His activities had appalled the rest of Europe and Austria in particular, which now found itself sharing a border with the French Empire. Yet Napoleon took little notice. He was enjoying his new status. His wife had tried to restrain him a while back, sitting on his knee and begging him not to make himself king of France, but Napoleon hadn’t listened. And where Josephine couldn’t persuade him, no one else could either.
Soon after the coronation, he embarked on a grand tour of northern Italy, taking Josephine with him. They travelled in state from Brescia and Verona to Mantua, Bologna, Parma and other places, making a ceremonial entry into each in turn. Napoleon had 60,000 troops in Italy, scattered in different locations. He managed to review most of them at one place or another, meeting the local dignitaries at the same time and acknowledging the plaudits of the crowds. As an Italian of sorts, the new king had captured the popular imagination. Not everyone approved of him, but enough did to make his progress a triumph.
At Genoa, he stayed for a week, sleeping in Charles V’s bed at the Palazzo Doria. His bedroom had a magnificent view of the sea, with a flotilla of boats in the bay laden with orange and lemon blossoms in his honour. The sun was scorching hot and he needed a mosquito net at night, but Napoleon was enjoying himself. His visit was a success and he had met an Italian girl whom he intended to see more of, without Josephine’s knowledge.

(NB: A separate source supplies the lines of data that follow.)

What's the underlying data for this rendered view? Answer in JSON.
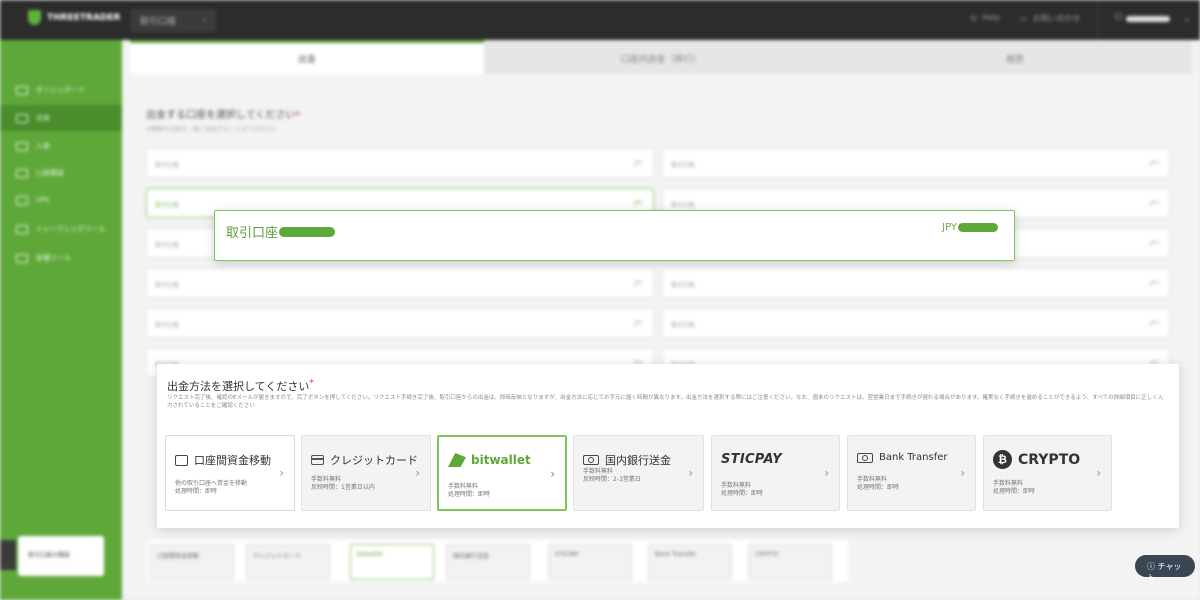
{
  "topbar": {
    "logo": "THREETRADER",
    "account_select": "取引口座",
    "link1": "Help",
    "link2": "お問い合わせ",
    "user_icon": "user-icon"
  },
  "sidebar": {
    "items": [
      {
        "label": "ダッシュボード"
      },
      {
        "label": "出金"
      },
      {
        "label": "入金"
      },
      {
        "label": "口座開設"
      },
      {
        "label": "VPS"
      },
      {
        "label": "トレーディングツール"
      },
      {
        "label": "各種ツール"
      }
    ],
    "card": "取引口座の開設"
  },
  "tabs": [
    {
      "label": "出金"
    },
    {
      "label": "口座内送金（移行）"
    },
    {
      "label": "履歴"
    }
  ],
  "account_section": {
    "title": "出金する口座を選択してください",
    "required": "*",
    "sub": "※複数の口座を一度に出金することはできません"
  },
  "bg_accounts": [
    {
      "l": "取引口座",
      "r": "JPY"
    },
    {
      "l": "取引口座",
      "r": "JPY"
    },
    {
      "l": "取引口座",
      "r": "JPY"
    },
    {
      "l": "取引口座",
      "r": "JPY"
    },
    {
      "l": "取引口座",
      "r": "JPY"
    },
    {
      "l": "取引口座",
      "r": "JPY"
    },
    {
      "l": "取引口座",
      "r": "JPY"
    },
    {
      "l": "取引口座",
      "r": "JPY"
    },
    {
      "l": "取引口座",
      "r": "JPY"
    },
    {
      "l": "取引口座",
      "r": "JPY"
    },
    {
      "l": "取引口座",
      "r": "JPY"
    },
    {
      "l": "取引口座",
      "r": "JPY"
    }
  ],
  "selected_account": {
    "name": "取引口座",
    "currency": "JPY"
  },
  "method_section": {
    "title": "出金方法を選択してください",
    "required": "*",
    "description": "リクエスト完了後、確認のEメールが届きますので、完了ボタンを押してください。リクエスト手続き完了後、取引口座からの出金は、即時反映となりますが、出金方法に応じてお手元に届く時間が異なります。出金方法を選択する際にはご注意ください。なお、週末のリクエストは、翌営業日まで手続きが遅れる場合があります。確実なく手続きを進めることができるよう、すべての詳細項目に正しく入力されていることをご確認ください"
  },
  "methods": [
    {
      "id": "internal",
      "name": "口座間資金移動",
      "line1": "他の取引口座へ資金を移動",
      "line2": "処理時間：即時",
      "icon": "transfer-icon"
    },
    {
      "id": "card",
      "name": "クレジットカード",
      "line1": "手数料無料",
      "line2": "反映時間：1営業日以内",
      "icon": "credit-card-icon"
    },
    {
      "id": "bitwallet",
      "name": "bitwallet",
      "line1": "手数料無料",
      "line2": "処理時間：即時",
      "icon": "bitwallet-logo"
    },
    {
      "id": "domestic",
      "name": "国内銀行送金",
      "line1": "手数料無料",
      "line2": "反映時間：2-3営業日",
      "icon": "bank-bill-icon"
    },
    {
      "id": "sticpay",
      "name": "STICPAY",
      "line1": "手数料無料",
      "line2": "処理時間：即時",
      "icon": "sticpay-logo"
    },
    {
      "id": "bank",
      "name": "Bank Transfer",
      "line1": "手数料無料",
      "line2": "処理時間：即時",
      "icon": "bank-bill-icon"
    },
    {
      "id": "crypto",
      "name": "CRYPTO",
      "line1": "手数料無料",
      "line2": "処理時間：即時",
      "icon": "bitcoin-icon"
    }
  ],
  "help_button": "チャット",
  "colors": {
    "brand_green": "#5ea839",
    "selected_border": "#7ec65b",
    "topbar": "#2c2c2c"
  }
}
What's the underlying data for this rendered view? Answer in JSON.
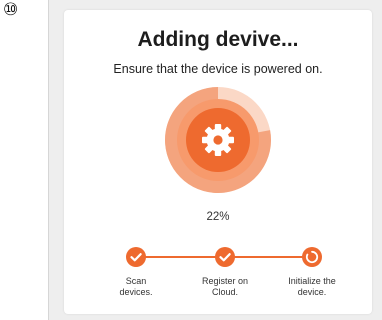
{
  "step_marker": "⑩",
  "dialog": {
    "title": "Adding devive...",
    "subtitle": "Ensure that the device is powered on."
  },
  "progress": {
    "value": 0.22,
    "label": "22%",
    "icon": "gear-icon"
  },
  "steps": [
    {
      "label_line1": "Scan",
      "label_line2": "devices.",
      "state": "done",
      "icon": "check-icon"
    },
    {
      "label_line1": "Register on",
      "label_line2": "Cloud.",
      "state": "done",
      "icon": "check-icon"
    },
    {
      "label_line1": "Initialize the",
      "label_line2": "device.",
      "state": "in-progress",
      "icon": "spinner-icon"
    }
  ],
  "colors": {
    "accent": "#ee6a2f",
    "accent_light": "#fbd8c6",
    "accent_mid": "#f4a47e"
  }
}
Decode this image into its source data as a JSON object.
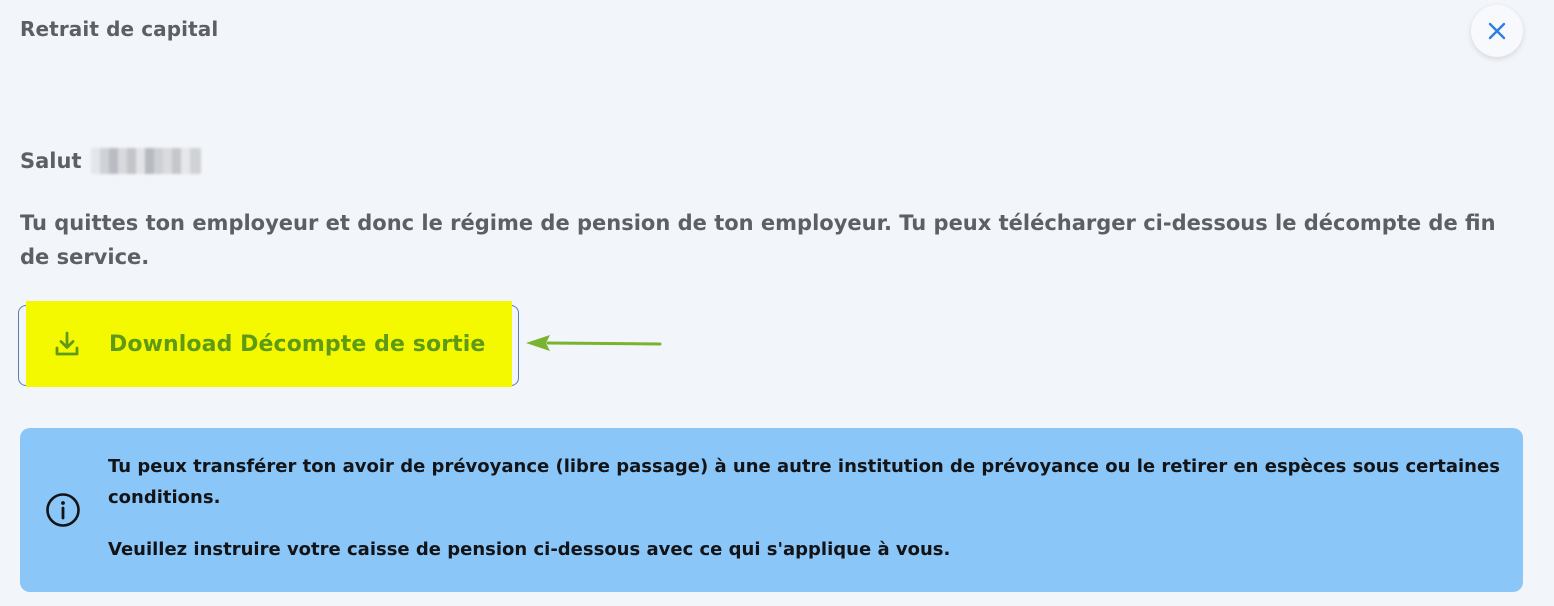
{
  "modal": {
    "title": "Retrait de capital",
    "close_icon": "close-icon"
  },
  "greeting": {
    "salutation": "Salut"
  },
  "intro": {
    "text": "Tu quittes ton employeur et donc le régime de pension de ton employeur. Tu peux télécharger ci-dessous le décompte de fin de service."
  },
  "download": {
    "label": "Download Décompte de sortie",
    "icon": "download-icon",
    "highlight_color": "#f5f900",
    "label_color": "#5f9a16"
  },
  "info": {
    "icon": "info-icon",
    "text_1": "Tu peux transférer ton avoir de prévoyance (libre passage) à une autre institution de prévoyance ou le retirer en espèces sous certaines conditions.",
    "text_2": "Veuillez instruire votre caisse de pension ci-dessous avec ce qui s'applique à vous.",
    "background_color": "#8ac6f8"
  },
  "colors": {
    "background": "#f2f5f9",
    "accent": "#2f7fe0",
    "text_muted": "#5b5f66",
    "annotation_arrow": "#7ab32e"
  }
}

During their tour, however, he never lost contact with Paris. Admiral Decrès was in charge of naval operations in his absence. Napoleon wrote to him almost every day with new plans and ideas for the invasion of Britain. Everything in his correspondence hinged on which admiral was where, with how many ships, and whether they would be somewhere else on a certain date. The constant bombardment of new orders was more than Decrès could bear. He preferred to work with Napoleon face to face, so that he could talk him out of his sillier ideas. Trying to put his schemes into practice from a distance was impossible. Decrès lost patience at length and wrote to the Emperor, imploring him to come home. Napoleon replied that there were few things more likely to m
islead the British as to his real intentions than his continuing presence in Italy. ‘Nothing is better calculated than my journey to hide my projects and fool the enemy.’ Anyway, he would be home soon, but without the British knowing anything about it.
Villeneuve’s fleet reached the Azores on 2 July, where they were rejoined by some frigates that had been following them from the West Indies. The fleet continued on its course until 4 July, when disaster struck. The wind began to drop and a squall approached from the north-east, impeding their progress. The fleet lost momentum and for several vital days lay almost becalmed, scarcely moving at all.
This was what Napoleon had never understood. Comfortably ensconced on land, playing chess games across a map of the Atlantic, he had never fully grasped that ships lay at the mercy of the weather, unable to move across the board as easily as infantry or cavalry. Villeneuve was powerless in the face of the elements. He knew full well that time was precious and every minute counted, but there was nothing he could do about it except pace the deck and pray for wind.
Nelson was in the same predicament to the south. He too lay becalmed for several days, fretting that Villeneuve was getting all the wind while he was not. He too realised that every minute was vital. Nelson put a brave face on it in public, but in the privacy of his cabin he was acutely concerned that the French were slipping away from him.
North of Villeneuve’s fleet, it was a different story. The Curieux, heading for England under Captain Bettesworth, had a fair wind all the way, sailing into Plymouth on the afternoon of 7 July. Bettesworth leapt ashore at once and travelled through the night to warn the Admiralty in London that Villeneuve’s twenty warships were almost certainly bound for the Bay of Biscay.